The materials currently being used to protect the space shuttles are made up of thousands of ceramic tiles strategically placed throughout the exterior. Now you’re probably wondering how the material that makes up your tea set, fine china, and pottery could possible protect a spacecraft during reentry into Earth’s atmosphere. We have all done it before, dropped a plate and watch as it shattered into a million pieces. Not exactly what we want to happen in a material that determines whether our astronauts live or die. So, why would we use this kind of material when we have strong metals like steel, aluminum, and even titanium to build our spacecraft? The reason is heat.

When a Space Shuttle is reentering the atmosphere its surface temperature can range from 315 to 1465 degrees Celsius. The melting point of aluminum, which is the primary material that makes up a Space Shuttle’s structure, melts at 660 degrees Celsius. So making a spacecraft that melts as it enters the atmosphere is probably not what you want to do. Another property that ceramics have is their heat insulation ability. As seen in the video below a space shuttle tile can have a lit blow torch placed directly on its surface burning away and after it is removed a few seconds later can be held in your hand.

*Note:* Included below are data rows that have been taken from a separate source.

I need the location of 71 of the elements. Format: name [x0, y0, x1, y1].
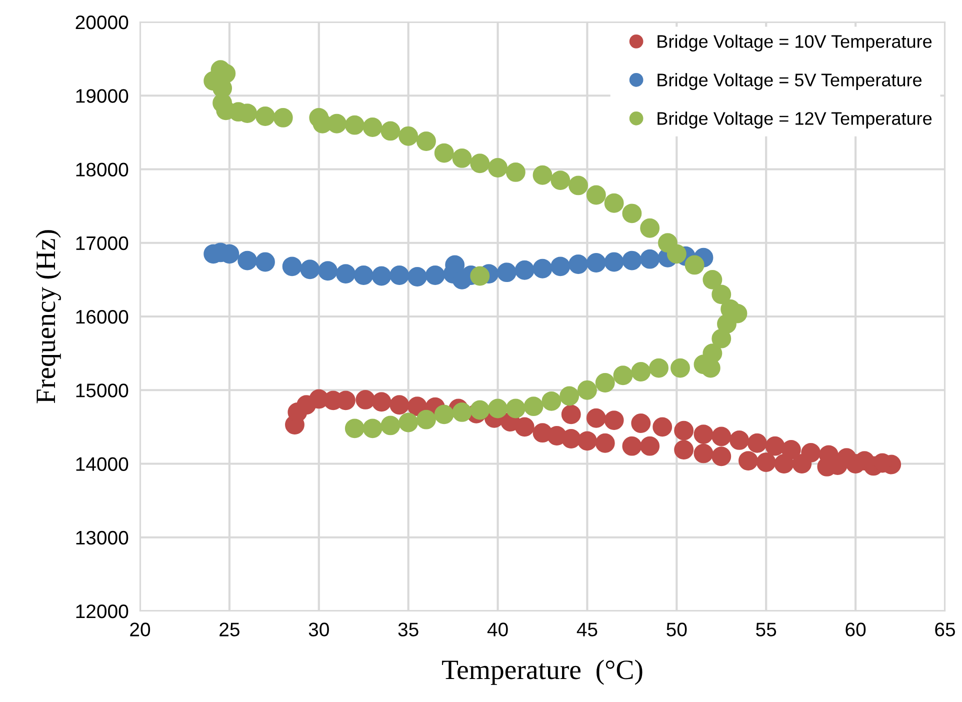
- point: [514, 260, 534, 280]
- point: [712, 446, 732, 466]
- point: [712, 426, 732, 446]
- x-tick-label: 65: [935, 622, 955, 636]
- point: [561, 404, 581, 424]
- point: [586, 253, 606, 272]
- point: [604, 410, 624, 430]
- y-tick-label: 15000: [76, 384, 128, 398]
- point: [561, 428, 581, 448]
- x-tick-label: 55: [756, 622, 776, 636]
- point: [756, 452, 776, 472]
- point: [781, 440, 801, 460]
- point: [514, 417, 534, 437]
- y-tick-label: 17000: [76, 236, 128, 250]
- point: [532, 258, 552, 278]
- point: [652, 417, 672, 437]
- x-tick-label: 60: [846, 622, 866, 636]
- point: [300, 260, 320, 280]
- point: [747, 433, 767, 453]
- point: [390, 395, 410, 415]
- point: [694, 444, 714, 464]
- y-tick-label: 12000: [76, 604, 128, 618]
- point: [408, 267, 427, 286]
- legend-label: Bridge Voltage = 5V Temperature: [658, 73, 922, 90]
- point: [674, 420, 694, 440]
- point: [354, 266, 374, 285]
- point: [586, 408, 606, 428]
- point: [372, 266, 392, 286]
- x-tick-label: 45: [576, 622, 598, 636]
- legend-label: Bridge Voltage = 10V Temperature: [658, 34, 932, 52]
- y-tick-label: 14000: [76, 457, 128, 471]
- point: [282, 256, 302, 276]
- point: [631, 414, 651, 433]
- x-tick-label: 40: [487, 622, 508, 636]
- x-tick-label: 20: [130, 622, 150, 636]
- point: [801, 442, 821, 462]
- point: [318, 261, 338, 281]
- point: [674, 440, 694, 460]
- point: [390, 266, 410, 285]
- y-tick-label: 16000: [76, 310, 128, 324]
- y-tick-label: 13000: [76, 530, 128, 545]
- point: [730, 430, 749, 450]
- point: [595, 433, 615, 453]
- point: [256, 252, 275, 272]
- point: [640, 436, 660, 456]
- y-tick-label: 18000: [76, 162, 128, 176]
- point: [568, 254, 588, 274]
- point: [640, 249, 660, 269]
- point: [694, 424, 714, 444]
- point: [622, 436, 642, 456]
- y-axis-title: Frequency (Hz): [36, 230, 61, 404]
- x-axis-title: Temperature (°C): [442, 660, 642, 685]
- y-tick-label: 20000: [76, 15, 128, 30]
- point: [765, 436, 785, 456]
- point: [550, 256, 570, 276]
- x-tick-label: 30: [308, 622, 329, 636]
- point: [578, 431, 597, 451]
- x-tick-label: 25: [220, 622, 240, 636]
- point: [372, 392, 392, 412]
- point: [238, 250, 258, 270]
- y-tick-label: 19000: [76, 89, 128, 103]
- point: [738, 451, 758, 471]
- point: [622, 250, 642, 270]
- legend-label: Bridge Voltage = 12V Temperature: [658, 112, 932, 128]
- point: [425, 266, 445, 285]
- x-tick-label: 35: [398, 622, 418, 636]
- x-tick-label: 50: [666, 622, 687, 636]
- point: [497, 262, 516, 282]
- point: [604, 252, 624, 272]
- point: [336, 264, 356, 284]
- point: [356, 390, 376, 410]
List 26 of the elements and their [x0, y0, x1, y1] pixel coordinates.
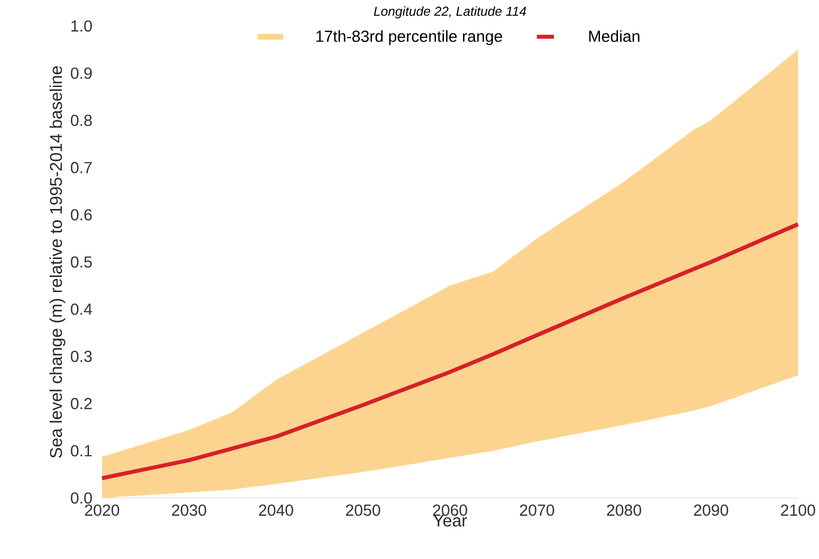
x-tick-label: 2040	[259, 504, 294, 516]
x-tick-label: 2100	[781, 504, 816, 516]
y-tick-label: 1.0	[71, 20, 92, 32]
y-tick-label: 0.8	[70, 114, 92, 126]
y-tick-label: 0.7	[70, 162, 92, 174]
x-tick-label: 2060	[433, 504, 468, 516]
x-tick-label: 2030	[172, 504, 206, 516]
y-tick-label: 0.9	[70, 68, 92, 79]
x-tick-label: 2050	[346, 504, 380, 516]
y-tick-label: 0.5	[70, 256, 92, 268]
x-tick-label: 2080	[607, 504, 642, 516]
y-tick-label: 0.6	[70, 209, 92, 220]
x-tick-label: 2070	[520, 504, 554, 516]
legend-label: Median	[589, 30, 640, 42]
y-tick-label: 0.1	[70, 445, 92, 456]
line-series	[100, 222, 800, 480]
y-tick-label: 0.4	[70, 304, 92, 315]
annotation: 17th-83rd percentile range	[316, 30, 502, 46]
x-tick-label: 2020	[85, 504, 120, 516]
y-tick-label: 0.3	[70, 350, 92, 362]
chart-title: Longitude 22, Latitude 114	[374, 6, 526, 18]
y-axis-title: Sea level change (m) relative to 1995-2014 baseline	[50, 66, 66, 458]
x-axis-title: Year	[433, 514, 467, 527]
y-tick-label: 0.2	[70, 398, 92, 410]
y-tick-label: 0.0	[70, 492, 92, 504]
x-tick-label: 2090	[694, 504, 728, 516]
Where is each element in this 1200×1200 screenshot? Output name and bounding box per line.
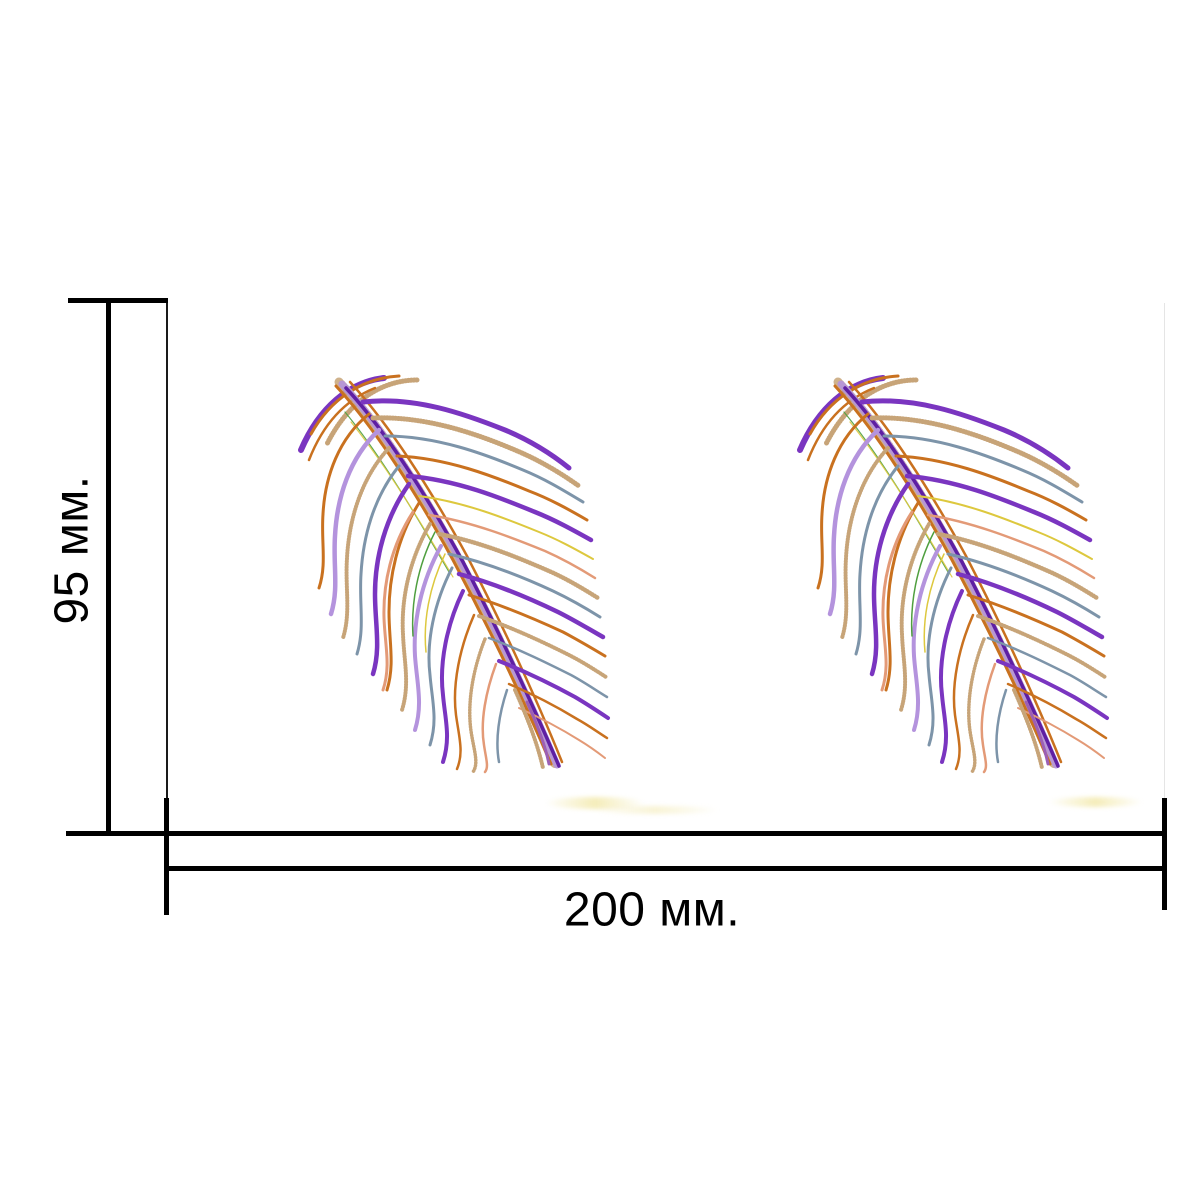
height-dimension-label: 95 мм. — [45, 475, 99, 625]
design-area-left-border — [166, 303, 168, 798]
width-dimension-line — [166, 866, 1167, 871]
stitch-residue-left — [545, 797, 645, 809]
height-dimension-line — [106, 298, 111, 836]
stitch-residue-left-2 — [590, 806, 720, 814]
feather-embroidery-left — [287, 372, 613, 774]
width-dim-right-tick — [1162, 798, 1167, 910]
design-area-right-border — [1164, 303, 1165, 798]
height-dim-top-tick — [68, 298, 168, 303]
feather-embroidery-right — [786, 372, 1112, 774]
width-dim-left-tick — [164, 798, 169, 915]
width-dimension-label: 200 мм. — [563, 883, 741, 937]
stitch-residue-right — [1048, 797, 1143, 807]
design-area-bottom-border — [66, 831, 1167, 836]
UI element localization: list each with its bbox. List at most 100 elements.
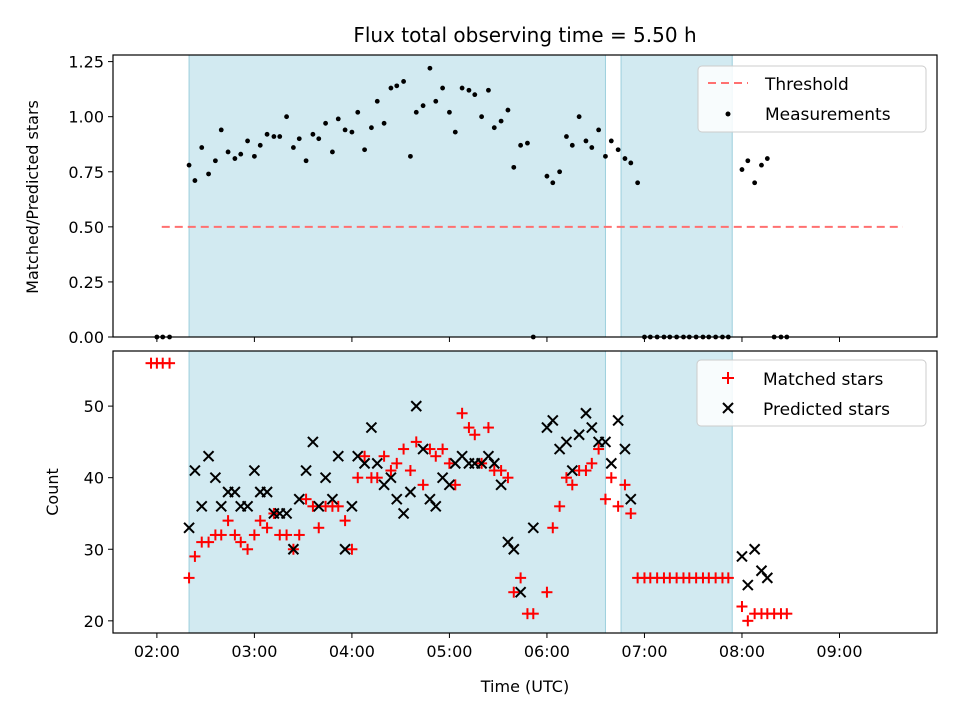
matched-stars-point <box>560 472 572 484</box>
matched-stars-point <box>261 522 273 534</box>
measurement-point <box>277 134 283 139</box>
matched-stars-point <box>547 522 559 534</box>
x-tick-label: 07:00 <box>621 642 667 661</box>
matched-stars-point <box>313 522 325 534</box>
x-axis-label: Time (UTC) <box>480 677 569 696</box>
measurement-point <box>192 178 198 183</box>
x-tick-label: 05:00 <box>426 642 472 661</box>
predicted-stars-point <box>313 500 325 513</box>
bottom-y-tick-label: 20 <box>84 612 104 631</box>
matched-stars-point <box>495 465 507 477</box>
measurement-point <box>466 87 472 93</box>
measurement-point <box>199 145 205 150</box>
predicted-stars-point <box>508 543 520 555</box>
measurement-point <box>218 127 224 133</box>
matched-stars-point <box>722 572 734 584</box>
measurement-point <box>479 114 485 120</box>
legend-predicted-label: Predicted stars <box>763 400 890 420</box>
measurement-point <box>764 156 770 161</box>
matched-stars-point <box>385 465 397 477</box>
measurement-point <box>433 98 439 104</box>
top-y-tick-label: 0.25 <box>68 273 104 292</box>
measurement-point <box>369 125 374 131</box>
measurement-point <box>739 167 745 172</box>
measurement-point <box>459 85 465 91</box>
measurement-point <box>257 142 263 148</box>
predicted-stars-point <box>215 500 227 513</box>
measurement-point <box>401 79 406 84</box>
matched-stars-point <box>430 450 442 462</box>
legend-measurements-marker <box>725 111 731 117</box>
measurement-point <box>635 180 641 186</box>
matched-stars-point <box>619 479 631 491</box>
measurement-point <box>583 138 589 144</box>
measurement-point <box>447 109 452 115</box>
measurement-point <box>525 140 530 146</box>
predicted-stars-point <box>612 414 624 427</box>
measurement-point <box>316 136 322 142</box>
measurement-point <box>349 129 355 135</box>
matched-stars-point <box>515 572 527 584</box>
measurement-point <box>569 142 575 148</box>
bottom-axes-frame <box>112 350 938 634</box>
top-shaded-span-0 <box>188 54 606 338</box>
legend-matched-label: Matched stars <box>763 370 883 390</box>
top-axes-frame <box>112 54 938 338</box>
measurement-point <box>544 173 550 179</box>
matched-stars-point <box>332 500 344 512</box>
measurement-point <box>518 142 524 148</box>
predicted-stars-point <box>560 436 573 448</box>
measurement-point <box>335 116 341 122</box>
measurement-point <box>225 149 231 155</box>
measurement-point <box>505 107 511 113</box>
measurement-point <box>511 164 517 170</box>
top-legend: Threshold Measurements <box>697 65 927 133</box>
matched-stars-point <box>527 608 539 620</box>
matched-stars-point <box>183 572 195 584</box>
matched-stars-point <box>215 529 227 541</box>
top-y-axis-label: Matched/Predicted stars <box>23 100 42 294</box>
top-y-tick-label: 0.00 <box>68 328 104 347</box>
measurement-point <box>291 145 296 150</box>
top-y-tick-label: 0.75 <box>68 163 104 182</box>
matched-stars-point <box>580 465 592 477</box>
matched-stars-point <box>346 543 358 555</box>
measurement-point <box>271 134 277 139</box>
measurement-point <box>394 83 400 89</box>
predicted-stars-point <box>748 543 761 555</box>
x-tick-label: 02:00 <box>134 642 180 661</box>
legend-predicted-marker <box>722 402 734 414</box>
bottom-legend: Matched stars Predicted stars <box>696 359 927 427</box>
measurement-point <box>498 118 504 124</box>
matched-stars-point <box>248 529 260 541</box>
predicted-stars-point <box>358 457 371 470</box>
x-tick-label: 08:00 <box>719 642 765 661</box>
measurement-point <box>576 114 582 120</box>
predicted-stars-point <box>189 464 201 477</box>
predicted-stars-point <box>514 586 527 598</box>
top-legend-box <box>697 65 927 133</box>
measurement-point <box>330 149 335 155</box>
measurement-point <box>303 158 309 164</box>
predicted-stars-point <box>293 493 305 505</box>
predicted-stars-point <box>417 443 429 455</box>
bottom-panel: 20 30 40 50 02:00 03:00 04:00 05:00 06:00 07:00 08… <box>84 350 938 661</box>
predicted-stars-point <box>736 550 748 563</box>
predicted-stars-point <box>619 443 631 455</box>
measurement-point <box>381 120 387 126</box>
matched-stars-point <box>508 586 520 598</box>
predicted-stars-point <box>397 507 410 520</box>
matched-stars-point <box>242 543 254 555</box>
measurement-point <box>486 87 491 93</box>
matched-stars-point <box>307 500 319 512</box>
x-tick-label: 04:00 <box>329 642 375 661</box>
predicted-stars-point <box>488 457 500 470</box>
matched-stars-point <box>437 443 449 455</box>
bottom-shaded-span-0 <box>188 350 606 634</box>
top-y-tick-label: 1.25 <box>68 53 104 72</box>
measurement-point <box>296 136 302 142</box>
predicted-stars-point <box>742 579 754 591</box>
predicted-stars-point <box>385 471 397 484</box>
predicted-stars-point <box>404 486 417 498</box>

In conclusion the space shuttle exterior is comprised of thousands of ceramic tiles came from a necessity to have a reusable space exploration vehicle. The ceramic tiles give the Space Shuttle greater thermal shielding and can withstand the extremely high reentry temperatures.  I'd like to think that ceramics have served the shuttle and space exploration admirably.

1 comment:

  1. Great post--you're finding a way to explain some important properties of ceramics but in a way most of us can understand.